Momo è un cineasta che Fuori Orario segue fin dai suoi primi cortometraggi (Un’aria oscura, 2000, Il paese delle rane, 2001, Liquido atlante, 2002, Ponti sospesi, 2003, tutti andati in onda su Rai 3), La scuola prossima fa parte della sua produzione più vicina al documentario, di cui fanno parte Eliorama (codiretto da Maicol Casale e vincitore del TFF doc nel 2005) e Bormida (2018).

QUANDO LA SCUOLA CAMBIA – 1°, 2° e 3° puntata

(Italia, 1979-1980, col., durata totale 177’)
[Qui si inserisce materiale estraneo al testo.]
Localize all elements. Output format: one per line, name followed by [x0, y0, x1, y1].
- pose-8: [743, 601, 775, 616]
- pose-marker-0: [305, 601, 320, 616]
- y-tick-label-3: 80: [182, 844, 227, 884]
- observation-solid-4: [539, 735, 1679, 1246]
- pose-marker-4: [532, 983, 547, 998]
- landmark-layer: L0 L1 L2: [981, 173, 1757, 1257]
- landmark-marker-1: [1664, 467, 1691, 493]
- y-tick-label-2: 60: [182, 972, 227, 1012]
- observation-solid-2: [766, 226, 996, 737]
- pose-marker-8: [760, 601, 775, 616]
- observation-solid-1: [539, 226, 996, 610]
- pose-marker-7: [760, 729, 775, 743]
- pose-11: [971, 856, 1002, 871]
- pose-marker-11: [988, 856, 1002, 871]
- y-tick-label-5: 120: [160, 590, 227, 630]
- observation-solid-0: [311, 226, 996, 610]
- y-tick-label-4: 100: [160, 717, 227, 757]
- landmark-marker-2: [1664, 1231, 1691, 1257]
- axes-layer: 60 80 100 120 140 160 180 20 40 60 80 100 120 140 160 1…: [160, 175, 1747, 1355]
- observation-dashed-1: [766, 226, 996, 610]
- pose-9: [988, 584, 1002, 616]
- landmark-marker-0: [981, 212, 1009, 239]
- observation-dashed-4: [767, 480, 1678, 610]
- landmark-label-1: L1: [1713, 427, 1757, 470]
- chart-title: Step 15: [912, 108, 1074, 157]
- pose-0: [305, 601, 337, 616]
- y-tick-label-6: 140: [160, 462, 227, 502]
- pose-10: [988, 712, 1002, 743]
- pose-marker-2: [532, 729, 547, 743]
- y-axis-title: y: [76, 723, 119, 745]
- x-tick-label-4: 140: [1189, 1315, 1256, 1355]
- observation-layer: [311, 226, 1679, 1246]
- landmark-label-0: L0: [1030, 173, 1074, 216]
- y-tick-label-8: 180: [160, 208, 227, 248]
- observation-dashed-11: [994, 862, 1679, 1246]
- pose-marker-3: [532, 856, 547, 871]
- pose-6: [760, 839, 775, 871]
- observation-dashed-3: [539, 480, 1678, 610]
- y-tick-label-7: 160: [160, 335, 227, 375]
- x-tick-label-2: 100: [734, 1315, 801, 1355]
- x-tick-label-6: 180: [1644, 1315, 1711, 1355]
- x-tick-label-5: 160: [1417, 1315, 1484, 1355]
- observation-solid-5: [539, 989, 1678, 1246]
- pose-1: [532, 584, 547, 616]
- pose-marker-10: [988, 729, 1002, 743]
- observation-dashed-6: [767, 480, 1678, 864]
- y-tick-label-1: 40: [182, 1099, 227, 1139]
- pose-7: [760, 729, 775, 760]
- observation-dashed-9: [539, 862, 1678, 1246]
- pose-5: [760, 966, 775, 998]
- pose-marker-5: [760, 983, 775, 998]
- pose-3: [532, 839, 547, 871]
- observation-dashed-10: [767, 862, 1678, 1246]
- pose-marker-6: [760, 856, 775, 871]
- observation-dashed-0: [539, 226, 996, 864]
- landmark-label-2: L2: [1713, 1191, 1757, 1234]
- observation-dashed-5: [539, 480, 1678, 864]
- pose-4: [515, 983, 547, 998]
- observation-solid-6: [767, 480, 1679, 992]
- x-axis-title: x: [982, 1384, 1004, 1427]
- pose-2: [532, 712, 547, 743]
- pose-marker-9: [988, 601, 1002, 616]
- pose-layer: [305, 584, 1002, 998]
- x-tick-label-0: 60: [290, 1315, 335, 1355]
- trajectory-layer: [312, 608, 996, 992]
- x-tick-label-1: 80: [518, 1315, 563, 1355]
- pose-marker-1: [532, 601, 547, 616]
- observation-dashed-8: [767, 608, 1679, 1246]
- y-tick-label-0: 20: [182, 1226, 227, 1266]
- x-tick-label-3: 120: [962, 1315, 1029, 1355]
Regia, sceneggiatura, montaggio: Vittorio De Seta

Dopo aver girato nel 1973 Diario di un maestro, Vittorio De Seta torna a girare nelle scuole italiane con la serie dal titolo Quando la scuola cambia. Diviso in segmenti dalla durata di un’ora, girato in luoghi diversi, il film di De Seta si concentra su figure di educatori eccezionali, a partire da Mario Lodi e la scuola di Vho di Piadena, protagonisti della prima parte Partire dal bambino. Il maestro pugliese Carmine De Padova, nella scuola di San Marzano sono i protagonisti di Tutti i cittadini sono uguali senza distinzioni di lingua, mentre Lavorare insieme non stanca si concentra sull’attività di Margherita Foschi Pini del Movimento di Cooperazione Educativa nella scuola di Gorla. Una quarta parte, intitolata I diversi sull’inserimento dei bambini diversamente abili nelle scuole di Lecce, andò in onda successivamente all’interno di un altro programma educativo.